The landlord marries and sets out on an ocean voyage with his bride. On the same ship the father of the tubercular family, working as stoker or deck hand, reaches the last stages of the disease and in his dying hours is mercifully attended by the bride. She contracts the disease and later appears weak and fading. The husband, ascertaining the real nature of her malady, brings her home with the purpose of placing her in the private sanitarium. There is no room in this institution, but good accommodations are found in the public sanitarium to which she goes and where she finds the children from their tenement.
The facts have now been put in such juxtaposition that the husband has a change of heart. The patients recover and the landlord endows a great sanitarium for the tuberculous. One may easily criticize the crudeness of the plot and the improbabilities with which it bristles. But it sets forth love and death and conversion and an appeal to rescue those who suffer from the great white plague: and this was sufficient for the crowd, for all are children when beholding the elemental things of life.
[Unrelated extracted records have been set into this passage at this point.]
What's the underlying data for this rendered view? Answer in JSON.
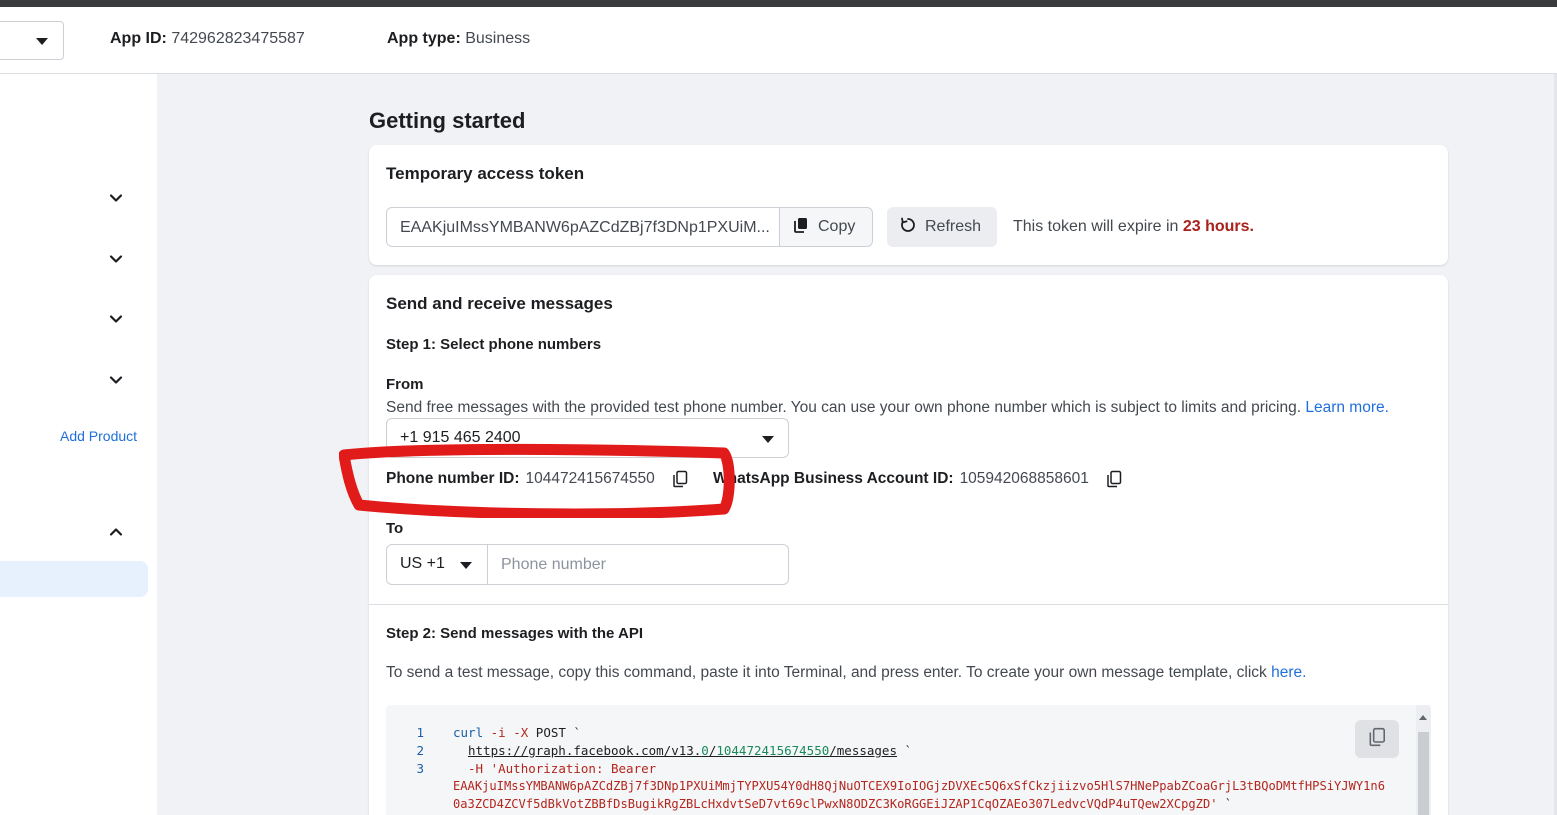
{
  "header": {
    "app_id_label": "App ID:",
    "app_id_value": "742962823475587",
    "app_type_label": "App type:",
    "app_type_value": "Business"
  },
  "sidebar": {
    "add_product": "Add Product"
  },
  "page": {
    "title": "Getting started"
  },
  "token_card": {
    "title": "Temporary access token",
    "token_value": "EAAKjuIMssYMBANW6pAZCdZBj7f3DNp1PXUiM...",
    "copy_label": "Copy",
    "refresh_label": "Refresh",
    "expire_prefix": "This token will expire in ",
    "expire_value": "23 hours."
  },
  "messages_card": {
    "title": "Send and receive messages",
    "step1_title": "Step 1: Select phone numbers",
    "from_label": "From",
    "from_desc": "Send free messages with the provided test phone number. You can use your own phone number which is subject to limits and pricing. ",
    "learn_more": "Learn more.",
    "from_number": "+1 915 465 2400",
    "phone_id_label": "Phone number ID:",
    "phone_id_value": "104472415674550",
    "waba_label": "WhatsApp Business Account ID:",
    "waba_value": "105942068858601",
    "to_label": "To",
    "to_country": "US +1",
    "to_placeholder": "Phone number",
    "step2_title": "Step 2: Send messages with the API",
    "step2_desc": "To send a test message, copy this command, paste it into Terminal, and press enter. To create your own message template, click ",
    "here_link": "here."
  },
  "code": {
    "line_numbers": [
      "1",
      "2",
      "3"
    ],
    "l1_cmd": "curl",
    "l1_flags": " -i -X",
    "l1_rest": " POST `",
    "l2_url_a": "https://graph.facebook.com/v13.",
    "l2_url_b": "0",
    "l2_url_c": "/",
    "l2_url_d": "104472415674550",
    "l2_url_e": "/messages",
    "l2_tail": " `",
    "l3_flag": "-H",
    "l3_text": " 'Authorization: Bearer",
    "l3_wrap1": "EAAKjuIMssYMBANW6pAZCdZBj7f3DNp1PXUiMmjTYPXU54Y0dH8QjNuOTCEX9IoIOGjzDVXEc5Q6xSfCkzjiizvo5HlS7HNePpabZCoaGrjL3tBQoDMtfHPSiYJWY1n6",
    "l3_wrap2": "0a3ZCD4ZCVf5dBkVotZBBfDsBugikRgZBLcHxdvtSeD7vt69clPwxN8ODZC3KoRGGEiJZAP1CqOZAEo307LedvcVQdP4uTQew2XCpgZD'",
    "l3_tail": " `"
  }
}
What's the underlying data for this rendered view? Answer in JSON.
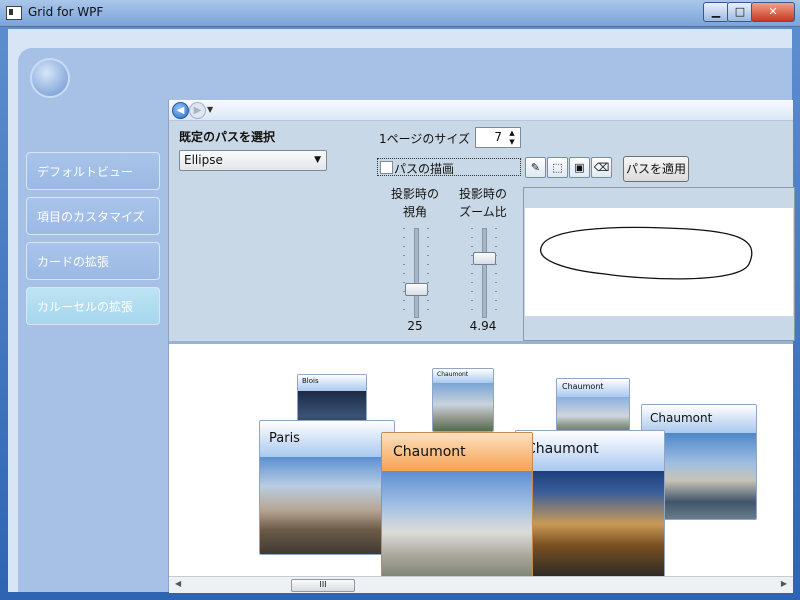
{
  "window": {
    "title": "Grid for WPF",
    "minimize_glyph": "▁",
    "maximize_glyph": "□",
    "close_glyph": "✕"
  },
  "sidebar": {
    "items": [
      {
        "label": "デフォルトビュー"
      },
      {
        "label": "項目のカスタマイズ"
      },
      {
        "label": "カードの拡張"
      },
      {
        "label": "カルーセルの拡張",
        "active": true
      }
    ]
  },
  "navbar": {
    "back_icon": "back-arrow-icon",
    "forward_icon": "forward-arrow-icon"
  },
  "controls": {
    "preset_label": "既定のパスを選択",
    "preset_value": "Ellipse",
    "page_size_label": "1ページのサイズ",
    "page_size_value": "7",
    "draw_path_label": "パスの描画",
    "draw_path_checked": false,
    "apply_label": "パスを適用",
    "tools": [
      "brush-icon",
      "select-icon",
      "stroke-icon",
      "eraser-icon"
    ],
    "slider_angle": {
      "label_line1": "投影時の",
      "label_line2": "視角",
      "value": "25"
    },
    "slider_zoom": {
      "label_line1": "投影時の",
      "label_line2": "ズーム比",
      "value": "4.94"
    }
  },
  "carousel": {
    "cards": [
      {
        "title": "Blois"
      },
      {
        "title": "Chaumont"
      },
      {
        "title": "Chaumont"
      },
      {
        "title": "Chaumont"
      },
      {
        "title": "Paris"
      },
      {
        "title": "Chaumont"
      },
      {
        "title": "Chaumont",
        "selected": true
      }
    ]
  },
  "scrollbar": {
    "grip": "III"
  },
  "colors": {
    "accent": "#a6c0e6",
    "selected_card": "#f5a252",
    "window_frame": "#3a73b8"
  }
}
At any rate the women who stood at the exits of the theater selling the Christmas stamps of the anti-tuberculosis society will tell you that the purse strings as well as the heart strings of the crowd relaxed to the crude but deep melody of mercy.
The social hunger also, turning its back upon the meager home and heightened by the monotony and semi-independence of early toil, takes to the street. The quest is quickly commercialized and debauched by the public dance halls which are controlled by the liquor interests. A recent thorough investigation of 328 of these halls in Chicago showed a nightly attendance of some 86,000 young people, the average age of the boys being sixteen to eighteen years and of the girls fourteen to sixteen years. Liquor was sold in 240 halls, 190 had saloons opening into them, in 178 immoral dancing went on unhindered. The worst halls had the least dancing and the longest intermissions. Everything was conducted so as to increase the sale of liquor, and between the hours of one and three A.M. the toughest element from the saloons, which close at one o’clock, poured into the halls to complete the debauch and to make full use of the special liquor license which is good until the later hour.[5]
The quest of fun and social adventure can be traced also through other commercialized channels, in public poolrooms where minors waste time and money—gamble, smoke, tell unclean stories and plan mischief; in great amusement parks where the boy and girl on pleasure bent meet as strangers to each other and without social sponsor, where the deluded girl not only accepts but often invites a generosity which will tend to compromise if not break down the morality of both; on excursion boats which, if neglected, tend to become floating palaces of shame; and in many ways that lead from the inadequate home to sorrow and disaster.